Questionner les difficultés qu'éprouvent l'organe juridictionnel et, plus singulièrement le juge, dans le contentieux, reviendrait à interroger d'une manière générale le rôle du juge en Afrique. En effet, quelle que soit la manière dont on envisage le problème du juge en Afrique, on ne peut éviter de partir d'un constat malheureusement très amère : le juge africain, et partant la justice en Afrique, est « en panne ».86(*) Ces auteurs dressent un constat pathétique, mais assez objectif de la situation de la justice au Congo. Une situation que connaît, hélas, la grande majorité des Etats africains. Ce constat n'est pas nouveau et a déjà été établi par de nombreux observateurs qui ont cherché, par de remarquables études, 87(*) à découvrir les causes et à tenter de trouver des remèdes à ce phénomène.

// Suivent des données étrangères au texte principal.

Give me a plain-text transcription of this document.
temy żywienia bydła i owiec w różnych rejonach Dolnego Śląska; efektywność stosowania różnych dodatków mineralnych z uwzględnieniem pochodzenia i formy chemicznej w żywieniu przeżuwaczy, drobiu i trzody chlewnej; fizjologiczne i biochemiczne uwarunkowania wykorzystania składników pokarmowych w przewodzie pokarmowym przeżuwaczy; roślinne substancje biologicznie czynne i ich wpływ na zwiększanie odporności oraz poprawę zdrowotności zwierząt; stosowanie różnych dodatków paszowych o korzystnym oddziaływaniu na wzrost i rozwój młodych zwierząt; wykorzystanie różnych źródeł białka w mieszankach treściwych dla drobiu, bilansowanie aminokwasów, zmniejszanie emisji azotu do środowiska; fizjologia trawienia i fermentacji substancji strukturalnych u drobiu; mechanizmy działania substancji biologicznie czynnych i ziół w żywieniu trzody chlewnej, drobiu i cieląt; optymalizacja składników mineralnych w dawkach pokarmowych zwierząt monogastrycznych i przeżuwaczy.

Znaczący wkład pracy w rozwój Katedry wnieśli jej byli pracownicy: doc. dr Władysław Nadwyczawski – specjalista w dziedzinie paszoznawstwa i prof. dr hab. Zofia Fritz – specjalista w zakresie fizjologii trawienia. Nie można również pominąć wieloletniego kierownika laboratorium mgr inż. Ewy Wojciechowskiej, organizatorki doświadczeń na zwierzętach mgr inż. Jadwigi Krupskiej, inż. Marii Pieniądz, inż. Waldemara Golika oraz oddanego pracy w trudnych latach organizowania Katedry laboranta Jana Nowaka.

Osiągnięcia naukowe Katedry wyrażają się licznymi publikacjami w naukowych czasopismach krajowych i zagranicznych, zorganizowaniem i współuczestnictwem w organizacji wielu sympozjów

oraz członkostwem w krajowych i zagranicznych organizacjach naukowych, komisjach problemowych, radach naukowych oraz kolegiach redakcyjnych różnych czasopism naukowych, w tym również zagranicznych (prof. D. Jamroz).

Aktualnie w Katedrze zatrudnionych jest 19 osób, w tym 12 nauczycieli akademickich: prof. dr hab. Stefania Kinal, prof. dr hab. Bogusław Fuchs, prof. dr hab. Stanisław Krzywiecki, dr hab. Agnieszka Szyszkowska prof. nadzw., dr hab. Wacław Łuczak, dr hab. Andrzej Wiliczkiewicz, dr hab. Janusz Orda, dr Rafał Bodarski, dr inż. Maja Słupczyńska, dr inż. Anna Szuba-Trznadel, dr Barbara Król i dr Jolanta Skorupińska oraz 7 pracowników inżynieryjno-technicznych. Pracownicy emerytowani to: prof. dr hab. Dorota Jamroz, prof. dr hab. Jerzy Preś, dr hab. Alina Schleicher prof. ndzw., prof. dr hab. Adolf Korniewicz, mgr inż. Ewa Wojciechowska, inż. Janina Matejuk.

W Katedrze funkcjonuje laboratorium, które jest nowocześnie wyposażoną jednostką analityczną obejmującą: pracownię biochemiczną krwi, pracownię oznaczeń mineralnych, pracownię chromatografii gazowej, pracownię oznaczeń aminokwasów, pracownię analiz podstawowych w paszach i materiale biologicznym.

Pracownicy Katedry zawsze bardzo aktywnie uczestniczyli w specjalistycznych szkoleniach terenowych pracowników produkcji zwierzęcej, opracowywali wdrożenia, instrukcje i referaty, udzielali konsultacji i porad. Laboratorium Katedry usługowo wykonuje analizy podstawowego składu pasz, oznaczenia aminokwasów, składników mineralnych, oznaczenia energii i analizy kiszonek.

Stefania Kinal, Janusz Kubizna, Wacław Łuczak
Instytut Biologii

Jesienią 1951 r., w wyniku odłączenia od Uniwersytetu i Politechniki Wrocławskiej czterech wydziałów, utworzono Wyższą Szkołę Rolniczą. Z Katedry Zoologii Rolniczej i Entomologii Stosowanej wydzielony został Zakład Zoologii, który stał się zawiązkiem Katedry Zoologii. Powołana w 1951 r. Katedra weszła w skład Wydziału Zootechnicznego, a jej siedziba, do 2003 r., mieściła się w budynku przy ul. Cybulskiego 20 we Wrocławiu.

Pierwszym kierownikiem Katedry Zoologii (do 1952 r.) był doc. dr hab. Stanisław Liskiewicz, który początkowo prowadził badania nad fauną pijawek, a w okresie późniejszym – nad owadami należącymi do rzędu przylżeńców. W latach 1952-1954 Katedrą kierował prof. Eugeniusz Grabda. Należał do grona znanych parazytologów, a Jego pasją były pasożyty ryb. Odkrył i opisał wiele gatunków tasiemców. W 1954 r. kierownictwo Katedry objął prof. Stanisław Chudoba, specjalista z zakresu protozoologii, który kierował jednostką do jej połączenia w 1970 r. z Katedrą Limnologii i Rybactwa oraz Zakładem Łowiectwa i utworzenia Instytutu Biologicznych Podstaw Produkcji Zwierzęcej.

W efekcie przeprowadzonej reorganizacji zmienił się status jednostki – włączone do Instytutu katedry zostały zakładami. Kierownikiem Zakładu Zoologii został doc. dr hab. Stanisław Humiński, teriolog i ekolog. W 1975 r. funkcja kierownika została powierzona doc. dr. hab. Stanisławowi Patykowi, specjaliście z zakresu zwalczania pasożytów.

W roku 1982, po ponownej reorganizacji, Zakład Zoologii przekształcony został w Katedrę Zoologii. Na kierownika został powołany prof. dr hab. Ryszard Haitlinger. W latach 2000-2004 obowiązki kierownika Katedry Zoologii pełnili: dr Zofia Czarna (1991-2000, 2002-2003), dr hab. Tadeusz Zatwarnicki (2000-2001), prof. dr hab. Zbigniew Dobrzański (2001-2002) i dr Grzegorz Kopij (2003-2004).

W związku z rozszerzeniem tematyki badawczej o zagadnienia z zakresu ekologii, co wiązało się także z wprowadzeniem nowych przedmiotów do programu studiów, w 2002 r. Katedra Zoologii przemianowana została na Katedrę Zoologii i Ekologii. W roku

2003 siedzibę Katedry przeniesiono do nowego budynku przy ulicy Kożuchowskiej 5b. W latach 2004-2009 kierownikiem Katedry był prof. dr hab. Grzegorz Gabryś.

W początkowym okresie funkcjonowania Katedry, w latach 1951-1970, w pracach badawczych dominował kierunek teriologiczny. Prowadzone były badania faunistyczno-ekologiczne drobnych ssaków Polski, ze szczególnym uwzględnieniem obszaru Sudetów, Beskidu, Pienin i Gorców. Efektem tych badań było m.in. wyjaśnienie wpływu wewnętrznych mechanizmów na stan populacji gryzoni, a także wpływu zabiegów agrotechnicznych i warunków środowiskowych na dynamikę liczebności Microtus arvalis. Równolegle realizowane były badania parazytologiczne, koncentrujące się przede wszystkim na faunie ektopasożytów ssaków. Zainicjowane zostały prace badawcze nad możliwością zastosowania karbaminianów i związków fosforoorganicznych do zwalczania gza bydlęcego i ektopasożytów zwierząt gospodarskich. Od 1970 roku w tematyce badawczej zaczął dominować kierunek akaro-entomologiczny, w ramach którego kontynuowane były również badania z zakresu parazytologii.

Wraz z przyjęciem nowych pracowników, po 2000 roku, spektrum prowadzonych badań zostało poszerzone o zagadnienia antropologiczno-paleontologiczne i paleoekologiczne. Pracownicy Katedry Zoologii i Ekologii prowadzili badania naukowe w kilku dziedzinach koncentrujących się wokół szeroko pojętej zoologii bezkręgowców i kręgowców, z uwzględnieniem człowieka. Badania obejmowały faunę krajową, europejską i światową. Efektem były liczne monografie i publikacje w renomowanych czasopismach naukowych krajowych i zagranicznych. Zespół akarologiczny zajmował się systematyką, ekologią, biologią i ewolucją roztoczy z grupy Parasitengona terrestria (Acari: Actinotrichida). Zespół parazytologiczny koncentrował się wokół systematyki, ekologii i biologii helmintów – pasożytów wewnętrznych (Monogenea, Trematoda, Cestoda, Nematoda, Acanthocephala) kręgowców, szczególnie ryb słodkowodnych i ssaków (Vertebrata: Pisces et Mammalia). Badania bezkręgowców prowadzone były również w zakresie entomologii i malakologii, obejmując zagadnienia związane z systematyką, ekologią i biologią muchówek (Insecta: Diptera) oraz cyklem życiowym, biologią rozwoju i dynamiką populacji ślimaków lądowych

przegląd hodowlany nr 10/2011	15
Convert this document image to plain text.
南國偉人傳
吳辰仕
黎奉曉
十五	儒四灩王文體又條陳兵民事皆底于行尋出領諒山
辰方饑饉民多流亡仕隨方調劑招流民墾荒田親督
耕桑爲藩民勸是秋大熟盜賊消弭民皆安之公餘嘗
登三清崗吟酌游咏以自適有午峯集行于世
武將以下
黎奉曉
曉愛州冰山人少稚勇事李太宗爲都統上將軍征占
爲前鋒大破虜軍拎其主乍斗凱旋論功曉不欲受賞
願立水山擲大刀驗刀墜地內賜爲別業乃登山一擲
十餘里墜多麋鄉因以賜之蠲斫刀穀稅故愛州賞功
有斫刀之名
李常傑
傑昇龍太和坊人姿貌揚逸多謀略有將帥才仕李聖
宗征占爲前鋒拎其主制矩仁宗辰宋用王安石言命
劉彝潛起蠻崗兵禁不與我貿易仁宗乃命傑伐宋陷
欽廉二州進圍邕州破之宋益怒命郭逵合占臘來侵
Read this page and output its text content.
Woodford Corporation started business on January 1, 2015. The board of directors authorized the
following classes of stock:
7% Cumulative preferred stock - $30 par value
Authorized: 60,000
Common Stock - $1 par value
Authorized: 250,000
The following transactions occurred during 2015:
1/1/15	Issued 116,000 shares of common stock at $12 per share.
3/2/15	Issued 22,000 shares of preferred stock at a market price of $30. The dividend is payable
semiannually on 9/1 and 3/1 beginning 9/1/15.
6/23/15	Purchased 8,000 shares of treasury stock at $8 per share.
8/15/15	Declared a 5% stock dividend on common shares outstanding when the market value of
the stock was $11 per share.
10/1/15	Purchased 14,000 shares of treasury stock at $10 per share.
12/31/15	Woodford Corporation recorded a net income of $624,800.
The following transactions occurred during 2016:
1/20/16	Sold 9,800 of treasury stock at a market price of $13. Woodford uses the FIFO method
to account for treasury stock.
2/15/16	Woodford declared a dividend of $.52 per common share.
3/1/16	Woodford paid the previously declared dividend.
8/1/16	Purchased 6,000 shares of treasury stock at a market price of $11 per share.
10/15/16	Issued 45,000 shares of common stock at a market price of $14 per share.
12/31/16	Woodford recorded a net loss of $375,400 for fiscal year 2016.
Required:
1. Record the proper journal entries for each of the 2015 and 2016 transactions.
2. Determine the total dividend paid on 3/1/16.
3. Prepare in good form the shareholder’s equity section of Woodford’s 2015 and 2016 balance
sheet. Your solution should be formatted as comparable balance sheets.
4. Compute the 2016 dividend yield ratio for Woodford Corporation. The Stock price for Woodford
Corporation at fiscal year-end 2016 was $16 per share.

Si nous envisageons d'apporter notre bien modeste contribution à ce problème fort complexe, c'est que, pensons-nous, l'affirmation et l'établissement effectifs de l'Etat de droit au Tchad apparaissent aujourd'hui plus qu'hier comme des impératifs de plus en plus incontournables, alors que paradoxalement, le constat d'un juge et d'une justice qui ne « fonctionne » pas constitue un phénomène qui persiste et qui ne semble pas trouver une issue proche. Mais pourquoi une telle persistance ?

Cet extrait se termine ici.